Macau casinos have seen their shares slump after Chinese authorities arrested eleven people. It is speculated that one of the arrested individuals is Alvin Chau.
Chau is an influential gambling figure in Asia and owns a junket operator business that caters to the needs of high-rollers looking for cross-border gambling.
Chau Was Questioned But It Isn’t Clear Whether He Was Arrested
Police charged the arrested individuals with money laundering and illegal gambling and cross-border wagering. It is not clear whether Chau ended up getting arrested by police, but the South China Morning Post said that authorities have informed them they were questioning someone who went under the surname Chau and was a prominent Macau businessman.
Alvin Chau owns Suncity Group Holdings, a junket operator that organizes gambling tours for rich Asian high-stakes players – also known as whales. On Monday, the Hong Kong Stock Exchange announced that the company’s shares were suspended from trading.
But the share price dropping trend didn’t start and end with the Suncity Group. MGM China’s shares also went down by 10%, while Wynn Macau’s share price dropped by 8%. Sands China’s shares were trading at 6% less than before.

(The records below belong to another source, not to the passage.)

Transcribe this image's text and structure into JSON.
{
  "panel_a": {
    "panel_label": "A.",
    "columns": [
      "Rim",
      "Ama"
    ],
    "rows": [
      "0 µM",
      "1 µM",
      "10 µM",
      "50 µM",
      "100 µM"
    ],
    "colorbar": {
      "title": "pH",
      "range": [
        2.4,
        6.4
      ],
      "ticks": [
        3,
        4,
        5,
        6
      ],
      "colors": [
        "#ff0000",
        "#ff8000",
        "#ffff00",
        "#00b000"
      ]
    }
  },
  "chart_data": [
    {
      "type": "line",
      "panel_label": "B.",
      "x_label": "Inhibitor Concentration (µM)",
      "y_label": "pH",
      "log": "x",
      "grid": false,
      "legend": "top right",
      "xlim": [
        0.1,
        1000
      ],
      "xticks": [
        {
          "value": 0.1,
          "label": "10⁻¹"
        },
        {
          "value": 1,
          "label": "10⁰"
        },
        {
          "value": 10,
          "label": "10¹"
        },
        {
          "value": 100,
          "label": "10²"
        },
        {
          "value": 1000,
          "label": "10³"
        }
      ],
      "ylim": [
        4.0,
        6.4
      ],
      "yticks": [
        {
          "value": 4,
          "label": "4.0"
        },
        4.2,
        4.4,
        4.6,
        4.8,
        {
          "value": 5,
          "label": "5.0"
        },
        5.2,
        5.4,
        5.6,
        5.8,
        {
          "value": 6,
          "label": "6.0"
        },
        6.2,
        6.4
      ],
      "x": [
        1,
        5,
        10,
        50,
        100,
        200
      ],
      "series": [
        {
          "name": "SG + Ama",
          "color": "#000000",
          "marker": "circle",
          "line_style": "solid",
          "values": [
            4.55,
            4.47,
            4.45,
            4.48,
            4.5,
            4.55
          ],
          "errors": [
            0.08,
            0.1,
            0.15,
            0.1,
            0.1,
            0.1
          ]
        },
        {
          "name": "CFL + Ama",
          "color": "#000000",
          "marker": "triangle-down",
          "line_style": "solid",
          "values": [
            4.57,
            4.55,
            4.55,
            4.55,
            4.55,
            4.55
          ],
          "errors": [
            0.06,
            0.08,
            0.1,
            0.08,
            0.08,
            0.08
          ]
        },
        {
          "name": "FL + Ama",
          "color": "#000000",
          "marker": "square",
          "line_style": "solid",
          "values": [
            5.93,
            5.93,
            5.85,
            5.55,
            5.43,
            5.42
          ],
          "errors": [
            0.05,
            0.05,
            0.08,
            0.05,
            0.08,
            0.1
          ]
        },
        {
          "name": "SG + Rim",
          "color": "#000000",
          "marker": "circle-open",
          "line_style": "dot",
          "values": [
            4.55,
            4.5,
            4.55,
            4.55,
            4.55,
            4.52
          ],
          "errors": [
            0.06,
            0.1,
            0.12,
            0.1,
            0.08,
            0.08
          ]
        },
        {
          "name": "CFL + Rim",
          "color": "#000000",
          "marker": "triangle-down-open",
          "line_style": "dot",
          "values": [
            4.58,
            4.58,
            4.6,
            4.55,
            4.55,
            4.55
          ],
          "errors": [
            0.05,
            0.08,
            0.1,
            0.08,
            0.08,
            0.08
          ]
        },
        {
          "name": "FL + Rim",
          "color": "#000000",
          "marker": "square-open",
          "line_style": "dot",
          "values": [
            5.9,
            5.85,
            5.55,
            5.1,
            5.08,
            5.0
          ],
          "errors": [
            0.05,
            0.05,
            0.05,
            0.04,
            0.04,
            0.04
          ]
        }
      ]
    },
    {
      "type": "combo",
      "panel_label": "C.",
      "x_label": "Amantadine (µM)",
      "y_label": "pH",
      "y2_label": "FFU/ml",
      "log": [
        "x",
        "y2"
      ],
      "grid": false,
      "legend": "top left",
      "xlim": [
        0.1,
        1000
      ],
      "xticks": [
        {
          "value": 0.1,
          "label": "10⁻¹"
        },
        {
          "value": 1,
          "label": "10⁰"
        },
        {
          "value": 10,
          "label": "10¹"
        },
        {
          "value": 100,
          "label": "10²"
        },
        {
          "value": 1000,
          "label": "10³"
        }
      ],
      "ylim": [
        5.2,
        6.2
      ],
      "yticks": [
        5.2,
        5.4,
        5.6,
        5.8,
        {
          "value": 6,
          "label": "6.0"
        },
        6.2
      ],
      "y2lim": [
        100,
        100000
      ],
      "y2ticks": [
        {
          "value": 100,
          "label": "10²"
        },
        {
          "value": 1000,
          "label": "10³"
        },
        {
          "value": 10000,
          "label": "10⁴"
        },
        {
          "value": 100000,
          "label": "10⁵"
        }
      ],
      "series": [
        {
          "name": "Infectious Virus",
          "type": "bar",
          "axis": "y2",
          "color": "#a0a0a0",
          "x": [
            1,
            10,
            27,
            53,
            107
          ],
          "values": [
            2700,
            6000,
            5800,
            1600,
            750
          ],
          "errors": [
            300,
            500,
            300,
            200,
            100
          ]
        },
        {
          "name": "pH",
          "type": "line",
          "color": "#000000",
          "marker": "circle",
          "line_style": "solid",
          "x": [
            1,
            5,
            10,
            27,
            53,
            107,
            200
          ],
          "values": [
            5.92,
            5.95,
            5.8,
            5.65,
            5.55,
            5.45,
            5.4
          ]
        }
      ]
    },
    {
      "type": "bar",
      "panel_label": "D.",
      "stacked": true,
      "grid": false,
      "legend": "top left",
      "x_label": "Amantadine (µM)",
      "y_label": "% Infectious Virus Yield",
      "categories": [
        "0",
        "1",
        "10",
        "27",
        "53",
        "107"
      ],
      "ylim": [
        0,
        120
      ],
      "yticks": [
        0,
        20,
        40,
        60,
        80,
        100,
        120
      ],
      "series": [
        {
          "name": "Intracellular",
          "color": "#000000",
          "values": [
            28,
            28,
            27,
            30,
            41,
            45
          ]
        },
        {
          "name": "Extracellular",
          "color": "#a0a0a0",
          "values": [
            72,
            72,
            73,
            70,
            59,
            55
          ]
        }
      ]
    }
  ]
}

Chau is also the largest shareholder in Sun Entertainment Group, a Hong Kong-listed film production company that, strangely, also offers cremation services. After news broke that Chau was being questioned, and might have even been arrested, the shares of the company dropped by 30%.
Head of a Gambling Crime Syndicate
However, Alvin Chau is not just the controlling shareholder in Sun Entertainment Group and the head of the Suncity Group. He is also said to spearhead a cross-border criminal syndicate that works with Asian casinos. The Global Times report that the syndicate has over 80,000 members and works with more than 12,000 gaming agents.
Going From Bad to Worse for Macau Casinos
Macau casino operators have arguably had their worst couple of months recently. Gambling is illegal in mainland China, but casino enthusiasts have been able to play in Macau without too many restrictions and limitations. That turned the peninsula into Asia’s gambling capital.
However, that might change soon. Chinese authorities recently announced a plan to increase supervision of Macau casinos citing shortcomings in gambling regulation as the reason.
Lei Wai Nong, Macau’s secretary for economy and finance, said that the idea was to regulate the casino industry better, as well as to revisit the approvals and licenses given to some operators. Chinese authorities also said they planned to introduce government-appointed officials that would oversee daily casino operations.